Ma quanto è nera Kamala Harris? La senatrice californiana che punta alla Casa Bianca può essere considerata afroamericana? La questione divide le minoranze etniche e la sinistra Usa fino ad alimentare dibattiti infuocati sulla Cnn col conduttore (liberal e nero) Don Lemon che si scontra con gli ospiti in studio sostenendo che la Harris non può essere definita afroamericana, ma solo nera, perché il padre è giamaicano.

 

Il caso sta alimentando un incendio dialettico tra chi vede nella Harris una possibile Obama al femminile e accusa i suoi contestatori di dividere i neri americani e i «puristi», radunatiti attorno al movimento #ADOS (Americani discendenti dagli schiavi), che la accusano: se non capisce la differenza tra un nero caraibico e uno con gli avi tenuti in schiavitù come può candidarsi a rappresentare i nostri interessi?
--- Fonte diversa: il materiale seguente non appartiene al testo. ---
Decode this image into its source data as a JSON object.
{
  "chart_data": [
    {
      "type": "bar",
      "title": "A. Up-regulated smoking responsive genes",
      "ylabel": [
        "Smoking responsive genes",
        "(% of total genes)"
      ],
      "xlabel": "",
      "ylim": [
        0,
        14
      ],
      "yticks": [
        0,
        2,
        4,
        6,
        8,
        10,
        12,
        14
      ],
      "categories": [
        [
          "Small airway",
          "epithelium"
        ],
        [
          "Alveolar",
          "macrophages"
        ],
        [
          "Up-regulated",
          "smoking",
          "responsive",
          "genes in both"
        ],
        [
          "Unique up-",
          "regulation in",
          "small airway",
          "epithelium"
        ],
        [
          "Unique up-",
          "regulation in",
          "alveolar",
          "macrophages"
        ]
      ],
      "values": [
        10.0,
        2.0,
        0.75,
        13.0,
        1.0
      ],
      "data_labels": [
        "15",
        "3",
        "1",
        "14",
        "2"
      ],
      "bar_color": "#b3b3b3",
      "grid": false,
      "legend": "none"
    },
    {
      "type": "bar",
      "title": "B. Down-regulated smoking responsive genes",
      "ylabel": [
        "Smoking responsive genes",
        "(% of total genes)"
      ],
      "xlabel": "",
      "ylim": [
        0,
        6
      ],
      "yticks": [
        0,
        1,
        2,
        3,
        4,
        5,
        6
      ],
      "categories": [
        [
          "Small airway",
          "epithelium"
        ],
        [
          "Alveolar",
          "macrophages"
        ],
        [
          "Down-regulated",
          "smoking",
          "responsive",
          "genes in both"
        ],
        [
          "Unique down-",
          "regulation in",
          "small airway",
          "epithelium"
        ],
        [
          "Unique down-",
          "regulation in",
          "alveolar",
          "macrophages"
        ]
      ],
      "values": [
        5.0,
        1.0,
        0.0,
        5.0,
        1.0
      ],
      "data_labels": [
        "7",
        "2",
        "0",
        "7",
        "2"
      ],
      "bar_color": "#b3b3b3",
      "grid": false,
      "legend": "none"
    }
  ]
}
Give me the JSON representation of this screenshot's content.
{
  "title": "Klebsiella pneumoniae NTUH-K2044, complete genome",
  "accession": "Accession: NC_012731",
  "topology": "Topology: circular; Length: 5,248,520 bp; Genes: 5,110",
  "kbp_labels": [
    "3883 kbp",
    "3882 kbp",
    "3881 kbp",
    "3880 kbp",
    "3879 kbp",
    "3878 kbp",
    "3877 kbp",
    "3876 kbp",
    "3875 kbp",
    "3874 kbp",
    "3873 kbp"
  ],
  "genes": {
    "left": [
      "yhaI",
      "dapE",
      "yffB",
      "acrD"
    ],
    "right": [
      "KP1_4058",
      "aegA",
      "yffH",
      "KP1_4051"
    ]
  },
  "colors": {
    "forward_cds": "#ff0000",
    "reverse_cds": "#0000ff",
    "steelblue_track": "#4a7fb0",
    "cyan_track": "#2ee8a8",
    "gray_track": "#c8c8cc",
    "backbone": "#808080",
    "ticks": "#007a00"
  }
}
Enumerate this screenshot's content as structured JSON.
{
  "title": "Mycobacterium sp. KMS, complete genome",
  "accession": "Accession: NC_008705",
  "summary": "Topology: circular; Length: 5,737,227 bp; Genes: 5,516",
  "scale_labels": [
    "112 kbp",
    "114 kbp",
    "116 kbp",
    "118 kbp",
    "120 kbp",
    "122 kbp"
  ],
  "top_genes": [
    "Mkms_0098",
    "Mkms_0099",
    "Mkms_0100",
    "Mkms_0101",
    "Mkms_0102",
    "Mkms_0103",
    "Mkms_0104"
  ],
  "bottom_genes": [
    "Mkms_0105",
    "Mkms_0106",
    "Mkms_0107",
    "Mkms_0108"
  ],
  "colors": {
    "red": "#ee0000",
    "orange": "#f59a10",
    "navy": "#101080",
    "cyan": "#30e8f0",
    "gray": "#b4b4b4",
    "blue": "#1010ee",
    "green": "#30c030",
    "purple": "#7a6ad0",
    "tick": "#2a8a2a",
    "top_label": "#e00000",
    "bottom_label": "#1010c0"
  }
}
Controreplica degli storici della razza: nulla esclude che anche papà Harris abbia origini simili, visto che molti schiavi africani furono portati in Giamaica e nelle altre isole caraibiche.

Kamala Harris

 

In America, si sa, i temi razziali suscitano emozione anche al di là della discriminazione praticata per secoli dai bianchi. Se ne accorse 11 anni fa Barack Obama la cui candidatura alla Casa Bianca fu contestata non solo dai birther , gli estremisti bianchi che davano credito alle teorie cospirative secondo le quali il futuro presidente non era nato in territorio americano, ma anche dagli attivisti più radicali delle comunità nere che non riconoscevano come uno dei loro un intellettuale di padre africano e madre bianca.

 

Kamala Harris:

Obama la spuntò, anche grazie all'aiuto di Michelle, afroamericana al cento per cento, e all'assenza di altri concorrenti di colore. Kamala vorrebbe ripetere lo stesso copione sbaragliando gli altri candidati alla nomination democratica per le presidenziali del 2020 già nel Supermartedì delle primarie, il 3 marzo del 2020, quando, oltre alla sua California, voteranno per scegliere l'anti-Trump anche il Texas e vari Stati del Sud.

 

Per mettere molta distanza tra sé e gli altri, la senatrice avrà bisogno non solo di conquistare una larga maggioranza dei delegati della California (lo Stato che ne elegge di più in assoluto), ma anche di prevalere nel Sud grazie alla comunità nera che già fu decisiva nelle primarie del 2008 per Obama e anche nel 2016 quando Hillary Clinton la spuntò a fatica su un Bernie Sanders che non riuscì a fare proseliti tra gli afroamericani.

 

Kamala (significa fiore di loto in sanscrito) affascina molti progressisti che vedono in lei il simbolo multietnico di una società post-razziale: madre indiana di Madras, padre giamaicano (arrivato in California per insegnare alla Stanford University).

Kamala Harris:

 

Ma la sua strategia, per prevalere su altri candidati più noti, da Sanders a Biden che ancora non è sceso in campo, ora rischia di inciampare proprio su un fattore, il colore della pelle, che le dovrebbe portare il consenso delle minoranze etniche.

 

Intanto perché c' è un altro concorrente di colore, il senatore del New Jersey Cory Booker, e poi perché, a differenza di 10 o 5 anni fa, è diventata centrale la questione delle reparations: i risarcimenti che gli eredi degli schiavi rivendicano come compenso per le discriminazioni e i danni economici subiti, generazione dopo generazione.

 

Esclusi in passato da tutti i leader democratici compreso Obama che li giudicò impraticabili, questi indennizzi sono nel programma di vari candidati della sinistra Usa, dalla Warren a Booker alla Harris.

Terreno scivoloso: i sondaggi dicono la stragrande maggioranza degli americani è contraria ai risarcimenti (68% contro 15) mentre i neri, gli unici favorevoli, dubitano che lei sia la persona giusta per gestire questa politica.